François Rémond (vers 1747 - 1812)
À l’instar de Pierre Gouthière, François Rémond est l’un des plus importants artisans ciseleurs-doreurs parisiens du dernier tiers du XVIIIe siècle. Il débute son apprentissage en 1763 et obtient ses lettres de maîtrise en 1774. Immédiatement son talent lui permet de se composer une riche clientèle parmi laquelle figuraient notamment certaines personnalités de la Cour. Mais surtout François Rémond, par l’intermédiaire du marchand-mercier Dominique Daguerre, participe à l’ameublement de la plupart des grands collectionneurs de la fin du XVIIIe siècle en fournissant des caisses de pendules, des chenets, des candélabres…toujours d’une très grande qualité d’exécution et aux compositions particulièrement raffinées et novatrices qui firent sa notoriété.
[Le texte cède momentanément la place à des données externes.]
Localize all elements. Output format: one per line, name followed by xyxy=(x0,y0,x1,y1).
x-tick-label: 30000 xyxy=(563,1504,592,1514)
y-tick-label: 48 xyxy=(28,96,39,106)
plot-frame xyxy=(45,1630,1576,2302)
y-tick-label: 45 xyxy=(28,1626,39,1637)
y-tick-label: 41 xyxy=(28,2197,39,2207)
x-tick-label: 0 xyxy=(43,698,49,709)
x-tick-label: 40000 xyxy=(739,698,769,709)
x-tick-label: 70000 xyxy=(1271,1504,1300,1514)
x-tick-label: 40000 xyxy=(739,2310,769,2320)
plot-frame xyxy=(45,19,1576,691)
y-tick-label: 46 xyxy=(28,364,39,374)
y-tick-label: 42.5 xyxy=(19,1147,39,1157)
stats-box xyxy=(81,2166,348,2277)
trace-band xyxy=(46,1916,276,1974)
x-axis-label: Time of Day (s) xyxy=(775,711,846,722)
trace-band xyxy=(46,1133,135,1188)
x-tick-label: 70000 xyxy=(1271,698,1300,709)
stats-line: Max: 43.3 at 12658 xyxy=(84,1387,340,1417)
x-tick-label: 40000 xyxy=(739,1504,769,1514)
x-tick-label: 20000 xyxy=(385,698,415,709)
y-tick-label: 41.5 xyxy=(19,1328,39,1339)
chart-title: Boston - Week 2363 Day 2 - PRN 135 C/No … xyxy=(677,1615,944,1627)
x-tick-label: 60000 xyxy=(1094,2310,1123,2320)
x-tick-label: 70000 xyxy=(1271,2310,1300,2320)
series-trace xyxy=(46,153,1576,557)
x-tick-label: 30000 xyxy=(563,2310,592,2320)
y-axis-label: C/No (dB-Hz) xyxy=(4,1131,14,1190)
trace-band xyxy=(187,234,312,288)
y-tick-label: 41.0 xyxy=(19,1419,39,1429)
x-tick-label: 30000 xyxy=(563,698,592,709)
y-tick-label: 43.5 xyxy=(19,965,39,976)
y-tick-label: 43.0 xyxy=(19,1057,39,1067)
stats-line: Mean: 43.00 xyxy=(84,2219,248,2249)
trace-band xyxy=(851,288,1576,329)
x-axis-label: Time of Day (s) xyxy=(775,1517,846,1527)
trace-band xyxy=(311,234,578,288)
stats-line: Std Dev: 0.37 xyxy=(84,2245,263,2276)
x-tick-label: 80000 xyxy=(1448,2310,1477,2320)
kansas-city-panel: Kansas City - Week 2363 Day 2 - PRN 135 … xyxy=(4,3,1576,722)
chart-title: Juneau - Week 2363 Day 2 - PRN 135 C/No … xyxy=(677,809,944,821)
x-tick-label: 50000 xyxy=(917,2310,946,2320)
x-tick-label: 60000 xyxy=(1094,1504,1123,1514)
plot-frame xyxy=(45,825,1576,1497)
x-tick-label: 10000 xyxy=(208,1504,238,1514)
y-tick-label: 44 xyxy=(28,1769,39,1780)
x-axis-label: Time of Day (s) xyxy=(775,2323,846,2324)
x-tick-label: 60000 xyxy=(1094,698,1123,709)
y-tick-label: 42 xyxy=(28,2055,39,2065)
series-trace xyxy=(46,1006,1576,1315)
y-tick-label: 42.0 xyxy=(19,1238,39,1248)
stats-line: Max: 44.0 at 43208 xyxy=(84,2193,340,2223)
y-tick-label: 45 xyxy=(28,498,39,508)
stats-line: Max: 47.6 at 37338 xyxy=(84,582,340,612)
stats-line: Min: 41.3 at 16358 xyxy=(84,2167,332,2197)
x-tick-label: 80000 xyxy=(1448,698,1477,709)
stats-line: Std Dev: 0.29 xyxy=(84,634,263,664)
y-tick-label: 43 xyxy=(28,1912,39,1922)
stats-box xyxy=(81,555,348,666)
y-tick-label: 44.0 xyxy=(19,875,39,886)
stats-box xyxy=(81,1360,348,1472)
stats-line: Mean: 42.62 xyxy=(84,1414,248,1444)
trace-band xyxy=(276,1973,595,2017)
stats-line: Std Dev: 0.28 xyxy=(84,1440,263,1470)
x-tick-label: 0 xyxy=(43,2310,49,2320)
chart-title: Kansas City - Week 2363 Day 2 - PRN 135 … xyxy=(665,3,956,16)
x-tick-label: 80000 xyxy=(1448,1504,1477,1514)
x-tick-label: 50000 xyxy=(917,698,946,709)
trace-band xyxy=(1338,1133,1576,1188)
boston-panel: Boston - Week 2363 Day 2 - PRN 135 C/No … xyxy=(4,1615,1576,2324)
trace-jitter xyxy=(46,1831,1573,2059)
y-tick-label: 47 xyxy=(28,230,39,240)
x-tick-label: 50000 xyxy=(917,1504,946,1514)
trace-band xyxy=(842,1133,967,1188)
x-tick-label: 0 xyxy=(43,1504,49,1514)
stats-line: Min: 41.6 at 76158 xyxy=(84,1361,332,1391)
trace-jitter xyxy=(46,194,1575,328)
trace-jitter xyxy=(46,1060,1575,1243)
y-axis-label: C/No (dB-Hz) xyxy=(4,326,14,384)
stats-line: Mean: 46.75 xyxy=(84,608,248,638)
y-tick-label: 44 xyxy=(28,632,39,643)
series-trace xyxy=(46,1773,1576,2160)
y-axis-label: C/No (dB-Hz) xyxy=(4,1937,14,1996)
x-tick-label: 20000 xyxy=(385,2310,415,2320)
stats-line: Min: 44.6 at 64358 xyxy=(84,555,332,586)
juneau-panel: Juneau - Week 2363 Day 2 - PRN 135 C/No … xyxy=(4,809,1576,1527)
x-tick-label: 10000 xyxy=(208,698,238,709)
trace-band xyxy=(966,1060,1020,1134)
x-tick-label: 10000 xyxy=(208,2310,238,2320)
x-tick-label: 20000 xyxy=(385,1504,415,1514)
Dominique Daguerre est le plus important marchand-mercier, comprenez marchand d’objets de luxe, du dernier quart du XVIIIe siècle. Ses débuts de carrière restent relativement méconnus et l’on peut considérer qu’il démarre véritablement son activité à partir de 1772, année de son association avec Philippe-Simon Poirier (1720-1785), autre marchand-mercier célèbre et inventeur des pièces d’ébénisterie agrémentées de plaques de porcelaine de la Manufacture royale de Sèvres. Lorsque Poirier se retire des affaires, vers 1777-1778, Daguerre prend la direction du magasin rue du Faubourg Saint-Honoré et garde la raison sociale « La Couronne d’Or ». Conservant la clientèle de son prédécesseur, il développe considérablement l’activité en quelques années et joue un rôle de premier plan dans le renouveau des arts décoratifs parisiens de l’époque en faisant travailler les meilleurs ébénistes du temps, particulièrement Adam Weisweiler, Martin Carlin et Claude-Charles Saunier, le menuisier du Garde-Meuble de la Couronne, Georges Jacob, les bronziers ou ciseleurs-doreurs Pierre-Philippe Thomire et François Rémond et les horlogers Renacle-Nicolas Sotiau et Robert Robin. Ayant porté le luxe « à la française » à son summum, Daguerre, visionnaire et homme d’affaires hors du commun, s’installe en Angleterre vers le début des années 1780 et s’associe avec Martin-Eloi Lignereux, qui reste en charge du magasin parisien. A Londres, patronné par le prince Régent, futur roi George IV, Daguerre participe activement à l’aménagement et à la décoration de Carlton House et du Pavillon de Brighton, en faisant fonctionner à merveille son réseau d’artisans parisiens important de Paris la plupart des meubles, sièges, cheminées, bronzes d’ameublement et objets d’art et facturant, uniquement pour l’année 1787, plus de 14500£ de fournitures. Impressionnés par le talent du marchand, quelques grands aristocrates anglais font également appel à ses services, particulièrement le Comte Spencer pour Althorp où Daguerre collabore avec l’architecte Henry Holland (1745-1806). A Paris, il continue, par l’intermédiaire de son associé Lignereux, à travailler pour les grands amateurs et livre de superbes pièces d’ébénisterie au Garde-Meuble de la Couronne. Probablement très affecté par les troubles révolutionnaires et la disparition de nombreux de ses clients les plus importants, il se retire définitivement des affaires en 1793.